Single by Danny Wilson

from the album Meet Danny Wilson
- B-side: "Monkey's Shiny Day"
- Released: February 1987
- Genre: Sophisti-pop
- Length: 3:52
- Label: Virgin
- Songwriter: Gary Clark
- Producer: Dave Bascombe

Official video
- "Mary's Prayer" on YouTube

= Mary's Prayer =

"Mary's Prayer" is the debut single by Scottish pop/rock group Danny Wilson. Included on the group's 1987 debut album Meet Danny Wilson, "Mary's Prayer" became a top ten hit in Britain and Ireland, and was a top 40 hit in the US.

The music video for "Mary's Prayer" was directed by Su Huntley and Donna Muir.

==Background==
The song's composer, Gary Clark, said of "Mary's Prayer": "I certainly don't think [it's] the best song on the album, but it is probably the most accessible, and therefore the best choice for a first single." Clark had written "Mary's Prayer" while Danny Wilson was the house band at Dundee nightclub the Swamp soon after the group (then known as Spencer Tracy) formed in 1984.

The song has been described as "an extended Catholic metaphor," although Clark has denied any intended religious significance in his composition: "It is basically just a simple love song. In fact, I like to think of it as being like a country and western song. There is a lot of religious imagery in the song, but that is really just a device to relate past, present, and future."

"Mary's Prayer" was released as a single three times between February 1987 and March 1988 in the UK, reaching number 3 on the UK Singles Chart on its third release. The initial UK release in February 1987 peaked at only number 86, but was a hit in Ireland (number 5), Germany (number 35) and South Africa (number 10).

The June 1987 US release of "Mary's Prayer" afforded the single a peak of number 23 on the Billboard Hot 100, while on Billboards Adult Contemporary chart, the song rose as high as number 6. Virgin Records US' promotion for the single included a full-page advertisement run in the music industry trade journals with an endorsement from Mike Bone, head of promotion for rival label Elektra Records. The advertisement reproduced a cable Bone sent to Virgin Records that said "'Mary's Prayer' is my life" and prompted "Do Mike Bone a Favor. Add Danny Wilson's 'Mary's Prayer'." Bone had given permission for Virgin Records to use his endorsement to promote the single, but "thought they'd just have it buried [among] other testimonials." The song failed to chart during its original release in the UK.

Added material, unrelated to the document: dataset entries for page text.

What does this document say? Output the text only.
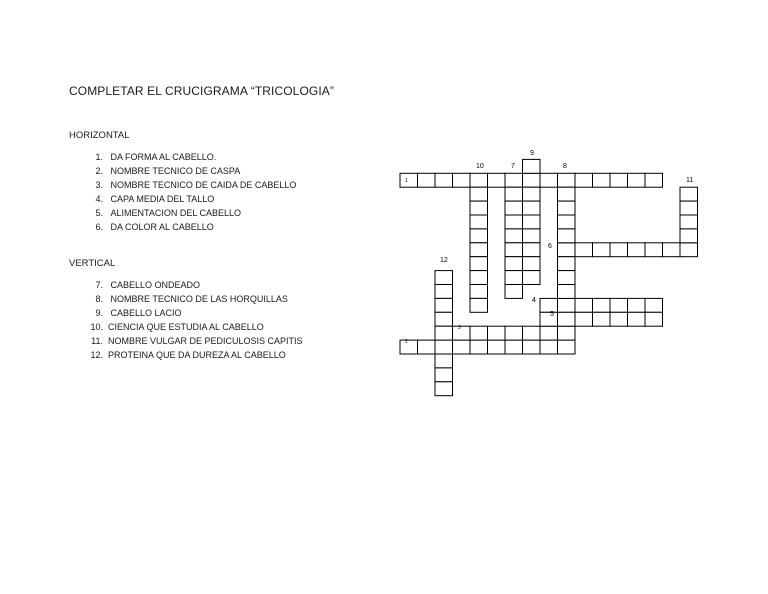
COMPLETAR EL CRUCIGRAMA “TRICOLOGIA”
HORIZONTAL
1. DA FORMA AL CABELLO.
2. NOMBRE TECNICO DE CASPA
3. NOMBRE TECNICO DE CAIDA DE CABELLO
4. CAPA MEDIA DEL TALLO
5. ALIMENTACION DEL CABELLO
6. DA COLOR AL CABELLO
VERTICAL
7. CABELLO ONDEADO
8. NOMBRE TECNICO DE LAS HORQUILLAS
9. CABELLO LACIO
10. CIENCIA QUE ESTUDIA AL CABELLO
11. NOMBRE VULGAR DE PEDICULOSIS CAPITIS
12. PROTEINA QUE DA DUREZA AL CABELLO
1
2
3
9
10	7	8
11
6
12
4
5
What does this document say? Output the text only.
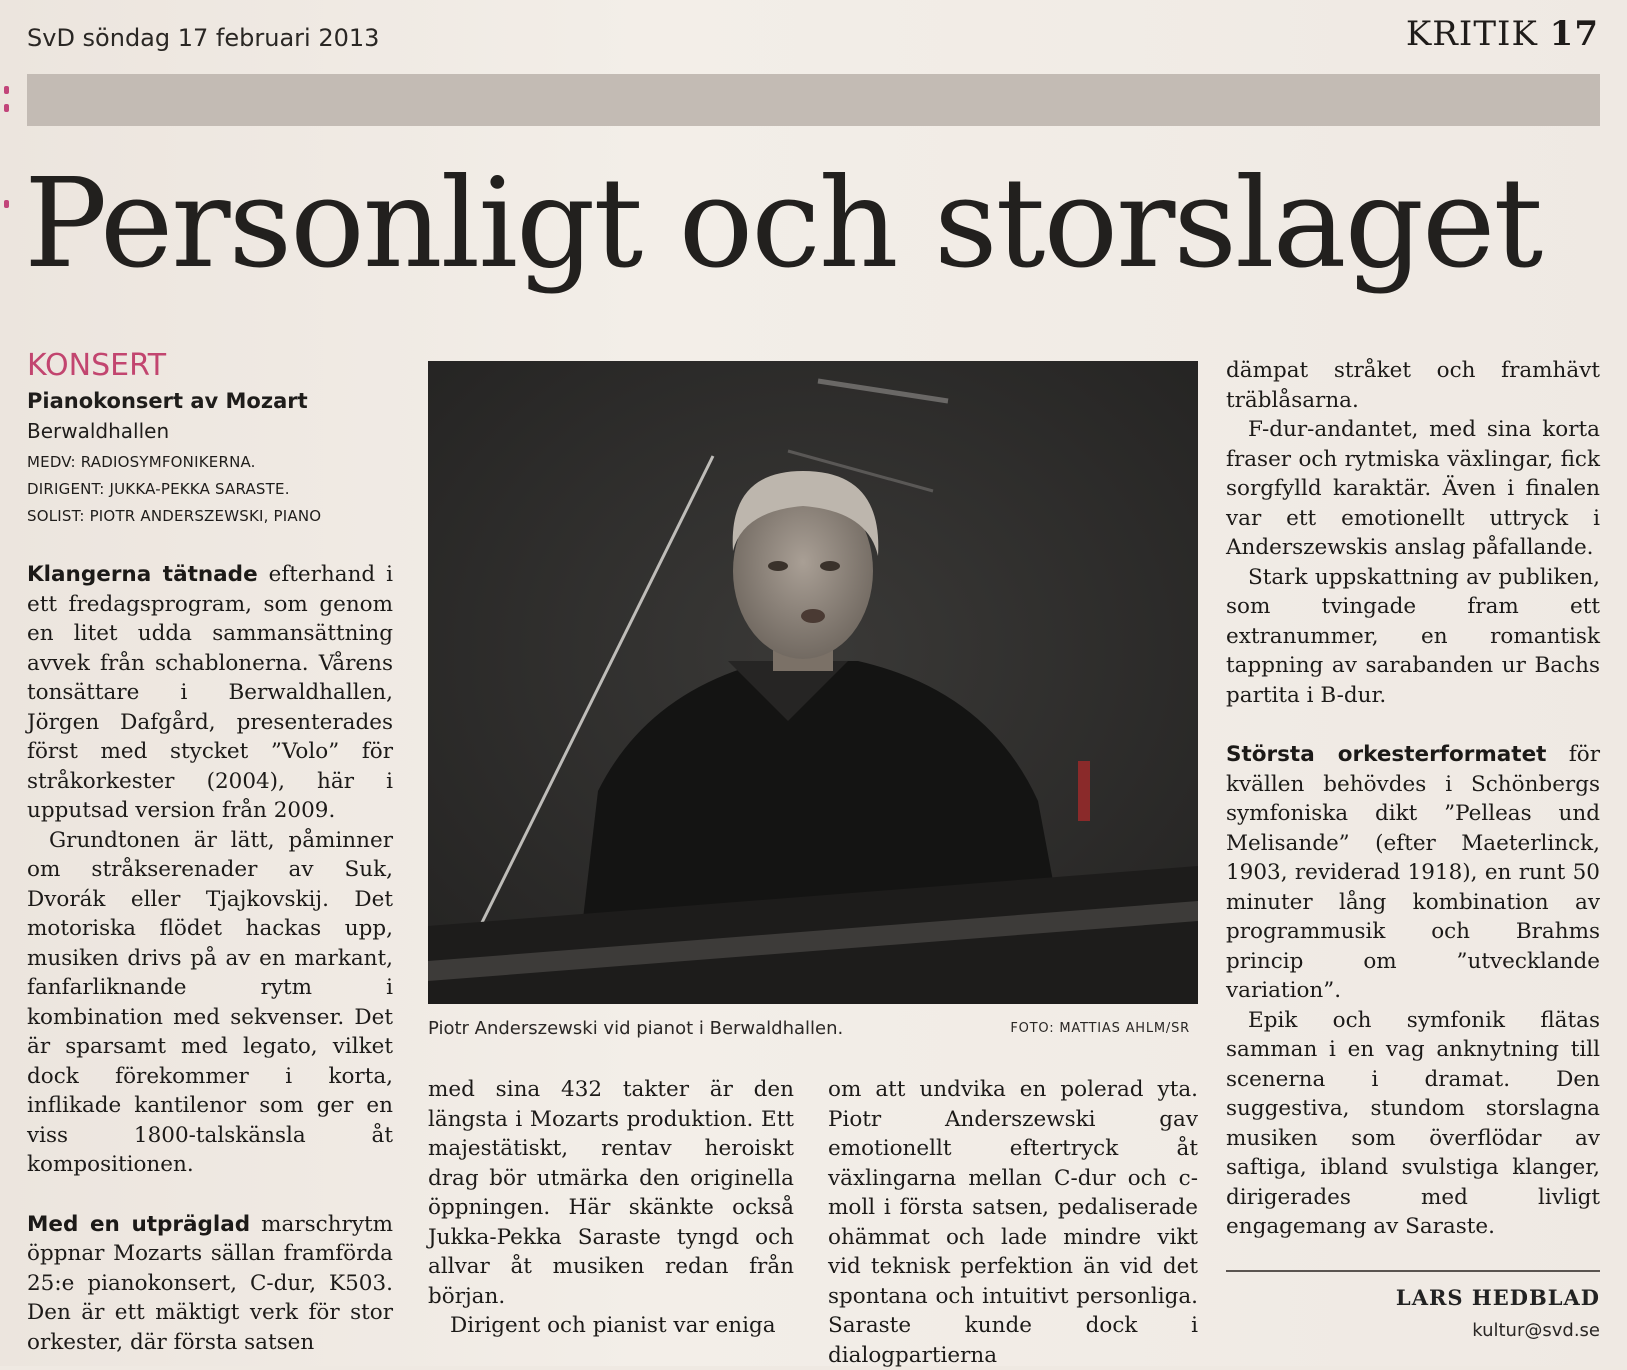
SvD söndag 17 februari 2013	KRITIK 17
Personligt och storslaget
KONSERT

Pianokonsert av Mozart

Berwaldhallen

MEDV: RADIOSYMFONIKERNA.

DIRIGENT: JUKKA-PEKKA SARASTE.

SOLIST: PIOTR ANDERSZEWSKI, PIANO

Klangerna tätnade efterhand i ett fredagsprogram, som genom en litet udda sammansättning avvek från schablonerna. Vårens tonsättare i Berwaldhallen, Jörgen Dafgård, presenterades först med stycket ”Volo” för stråkorkester (2004), här i upputsad version från 2009.

Grundtonen är lätt, påminner om stråkserenader av Suk, Dvorák eller Tjajkovskij. Det motoriska flödet hackas upp, musiken drivs på av en markant, fanfarliknande rytm i kombination med sekvenser. Det är sparsamt med legato, vilket dock förekommer i korta, inflikade kantilenor som ger en viss 1800-talskänsla åt kompositionen.

Med en utpräglad marschrytm öppnar Mozarts sällan framförda 25:e pianokonsert, C-dur, K503. Den är ett mäktigt verk för stor orkester, där första satsen

Piotr Anderszewski vid pianot i Berwaldhallen.	FOTO: MATTIAS AHLM/SR

med sina 432 takter är den längsta i Mozarts produktion. Ett majestätiskt, rentav heroiskt drag bör utmärka den originella öppningen. Här skänkte också Jukka-Pekka Saraste tyngd och allvar åt musiken redan från början.

Dirigent och pianist var eniga

om att undvika en polerad yta. Piotr Anderszewski gav emotionellt eftertryck åt växlingarna mellan C-dur och c-moll i första satsen, pedaliserade ohämmat och lade mindre vikt vid teknisk perfektion än vid det spontana och intuitivt personliga. Saraste kunde dock i dialogpartierna

dämpat stråket och framhävt träblåsarna.

F-dur-andantet, med sina korta fraser och rytmiska växlingar, fick sorgfylld karaktär. Även i finalen var ett emotionellt uttryck i Anderszewskis anslag påfallande.

Stark uppskattning av publiken, som tvingade fram ett extranummer, en romantisk tappning av sarabanden ur Bachs partita i B-dur.

Största orkesterformatet för kvällen behövdes i Schönbergs symfoniska dikt ”Pelleas und Melisande” (efter Maeterlinck, 1903, reviderad 1918), en runt 50 minuter lång kombination av programmusik och Brahms princip om ”utvecklande variation”.

Epik och symfonik flätas samman i en vag anknytning till scenerna i dramat. Den suggestiva, stundom storslagna musiken som överflödar av saftiga, ibland svulstiga klanger, dirigerades med livligt engagemang av Saraste.

LARS HEDBLAD
kultur@svd.se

The US success of "Mary's Prayer" triggered a second UK single release in August 1987, with a resultant number 42 UK chart peak. The single subsequently topped a BBC Radio 1 phone-in poll of listeners nominations for 1987 singles which had failed to be hits. Clark credits this poll with the Virgin Records UK decision to reissue "Mary's Prayer" a third time in March 1988, with this release resulting in a number 3 UK chart peak. The March 1988 UK release of "Mary's Prayer" was labelled "the Paul Staveley O'Duffy remix" but, according to Gary Clark, "[Although] they did a remix on it...it was essentially the same record".

On 24 September 2014, the members of Danny Wilson performed "Mary's Prayer" at the opening gala for the Ryder Cup at the Hydro Arena in Glasgow, marking the sole performance by the band since 1989.

==Personnel==
- Gary Clark – lead vocal, guitar
- Gerard Grimes – bass
- Kit Clark – guitars, backing vocals

==Charts==

===Weekly charts===

| Chart (1987–1988) | Peak position |
|---|---|
| Australia (Kent Music Report) | 64 |
| Canada Top Singles (RPM) | 13 |
| Ireland (IRMA) | 5 |
| Israel (IBA)^{[citation needed]} | 4 |
| Europe (European Hot 100 Singles) | 8 |
| South Africa (Springbok Radio) | 9 |
| UK Singles (Official Charts) | 3 |
| US Billboard Hot 100 | 23 |
| US Adult Contemporary (Billboard) | 6 |
| West Germany (GfK) | 35 |

==Certifications==

| Region | Certification | Certified units/sales |
| United Kingdom (BPI) | Silver | 200,000^{‡} |
^{‡} Sales+streaming figures based on certification alone.

==Cover versions==
In 1996, "Mary's Prayer" was remade by the Scottish Eurodance outfit DC Project, and the release was supported by a UK-wide tour. It went on to gain international success, reaching number one on the charts in a number of countries including Brazil. The lead track on the release was the "FM Edit", produced by Brian Rawling.

A remake of "Mary's Prayer" by BBMak served as the B-side of their 2000 top 10 UK hit "Still on Your Side". The song has also been covered by Jason Donovan, his version appearing on his 2010 album Soundtrack of the 80s.

The Jeremy Days' Dirk Darmstädter covered the song in 2022.

==In popular culture==
"Mary's Prayer" was featured in the 1998 hit film There's Something About Mary.
The 2019 film Blinded by the Light also features the song.